Conheci Ruy Pereira como prefeito de Serra Negra do Norte. Esteve no meu gabinete, em Brasília, e pediu-me que o apoiasse em algumas reivindicações para o seu município, todas relacionadas à área da saúde. Sabia que eu fazia parte da Frente Parlamentar da Saúde e das ligações pessoais com setores administrativos do ministério. A partir desse momento, fomos várias vezes à Fundação Nacional de Saúde, onde as solicitações fluíam com facilidade. Depois é que fui saber que Ruy era funcionário da Fundação, onde tinha bom relacionamento e amigos influentes. A função política foi mais direcionada para o acesso às autoridades, pois o prefeito já era conhecido de todos.

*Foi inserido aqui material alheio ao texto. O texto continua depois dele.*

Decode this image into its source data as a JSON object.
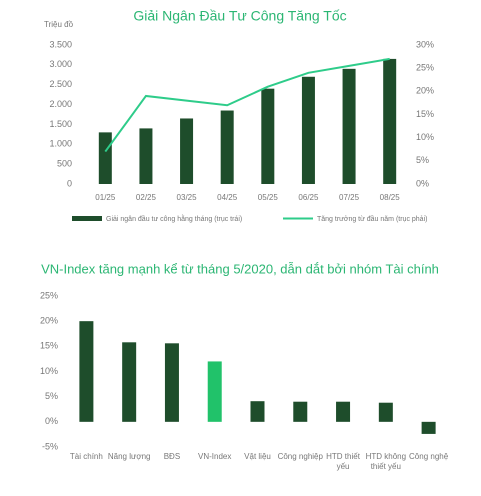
{
  "chart_data": [
    {
      "type": "combo",
      "title": "Giải Ngân Đầu Tư Công Tăng Tốc",
      "y_label": "Triệu đồ",
      "categories": [
        "01/25",
        "02/25",
        "03/25",
        "04/25",
        "05/25",
        "06/25",
        "07/25",
        "08/25"
      ],
      "series": [
        {
          "name": "Giải ngân đầu tư công hằng tháng (trục trái)",
          "type": "bar",
          "color": "#1e4d2b",
          "values": [
            1300,
            1400,
            1650,
            1850,
            2400,
            2700,
            2900,
            3150
          ]
        },
        {
          "name": "Tăng trưởng từ đầu năm (trục phải)",
          "type": "line",
          "axis": "y2",
          "color": "#2ecc8a",
          "values": [
            7,
            19,
            18,
            17,
            21,
            24,
            25.5,
            27
          ]
        }
      ],
      "ylim": [
        0,
        3500
      ],
      "yticks": [
        0,
        500,
        {
          "value": 1000,
          "label": "1.000"
        },
        {
          "value": 1500,
          "label": "1.500"
        },
        {
          "value": 2000,
          "label": "2.000"
        },
        {
          "value": 2500,
          "label": "2.500"
        },
        {
          "value": 3000,
          "label": "3.000"
        },
        {
          "value": 3500,
          "label": "3.500"
        }
      ],
      "y2lim": [
        0,
        30
      ],
      "y2ticks": [
        {
          "value": 0,
          "label": "0%"
        },
        {
          "value": 5,
          "label": "5%"
        },
        {
          "value": 10,
          "label": "10%"
        },
        {
          "value": 15,
          "label": "15%"
        },
        {
          "value": 20,
          "label": "20%"
        },
        {
          "value": 25,
          "label": "25%"
        },
        {
          "value": 30,
          "label": "30%"
        }
      ],
      "legend": "bottom",
      "grid": false
    },
    {
      "type": "bar",
      "title": "VN-Index tăng mạnh kể từ tháng 5/2020, dẫn dắt bởi nhóm Tài chính",
      "categories": [
        "Tài chính",
        "Năng lượng",
        "BĐS",
        "VN-Index",
        "Vật liệu",
        "Công nghiệp",
        "HTD thiết yếu",
        "HTD không thiết yếu",
        "Công nghệ"
      ],
      "values": [
        20,
        15.8,
        15.6,
        12,
        4.1,
        4,
        4,
        3.8,
        -2.4
      ],
      "colors": [
        "#1e4d2b",
        "#1e4d2b",
        "#1e4d2b",
        "#21c26a",
        "#1e4d2b",
        "#1e4d2b",
        "#1e4d2b",
        "#1e4d2b",
        "#1e4d2b"
      ],
      "ylim": [
        -5,
        25
      ],
      "yticks": [
        {
          "value": -5,
          "label": "-5%"
        },
        {
          "value": 0,
          "label": "0%"
        },
        {
          "value": 5,
          "label": "5%"
        },
        {
          "value": 10,
          "label": "10%"
        },
        {
          "value": 15,
          "label": "15%"
        },
        {
          "value": 20,
          "label": "20%"
        },
        {
          "value": 25,
          "label": "25%"
        }
      ],
      "grid": false
    }
  ]
}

O prefeito de Serra Negra era pontual, observador de horários, aspecto positivo para mim. Certa vez, agendamos encontro com o presidente da Funasa para as 14 horas. Cheguei alguns minutos antes e fiquei na antessala esperando por Ruy. Dez minutos depois, quando convidado a entrar pedi desculpas ao presidente e falei que, inexplicavelmente, o prefeito não havia chegado. Pedi ao meu gabinete que procurasse saber o motivo do atraso e qual não foi minha surpresa, ao saber do ocorrido. Ruy Pereira estava em uma enfermaria da Fundação Nacional de Saúde. Havia tido uma crise hipertensiva e estava sendo medicado, e em observação médica. Quando me viu, pediu alta e entrou no elevador para cumprir a audiência agendada.
Com o apoio oferecido em Brasília, o prefeito de Serra Negra acenou com a possibilidade de apoiar o meu nome como candidato a deputado federal. Convidou-me a participar de comícios em seu município, onde pretendia concorrer à reeleição. Filiado ao PMDB, era aliado do governador, com quem mantinha vínculos de amizade. Para sua surpresa, a política local, no Seridó, exigiu que o apoio ao seu nome fosse retirado e, num verdadeiro massacre, Ruy foi derrotado por poucos votos, o governador satisfazendo a vaidade de outros correligionários, mas a cidade perdendo um grande prefeito. Explicou-me que teria que mudar de partido e lamentava não poder apoiar meu nome.
Ruy Pereira era um político diferente? Claro que sim. Sério, honesto objetivo, aberto ao diálogo, foi amigo de todos, mesmo dos adversários. Coisas do destino, quando visitava as instalações do Serviço de Cirurgia Cardíaca e Hemodinâmica da Casa de Saúde Dix-sept Rosado, Ruy teve um ligeiro problema de saúde, uma hipotensão e terminou sendo o primeiro paciente a ser atendido no setor. Olhou para mim e disse, em tom de brincadeira, Laíre, estou consciente que recebi um sinal. A partir deste momento vestirei a camisa e me empenharei até que Mossoró tenha Cirurgia Cardíaca. Poderia escrever sobre muitas outras coisas, mas hoje é o dia de Ruy Pereira.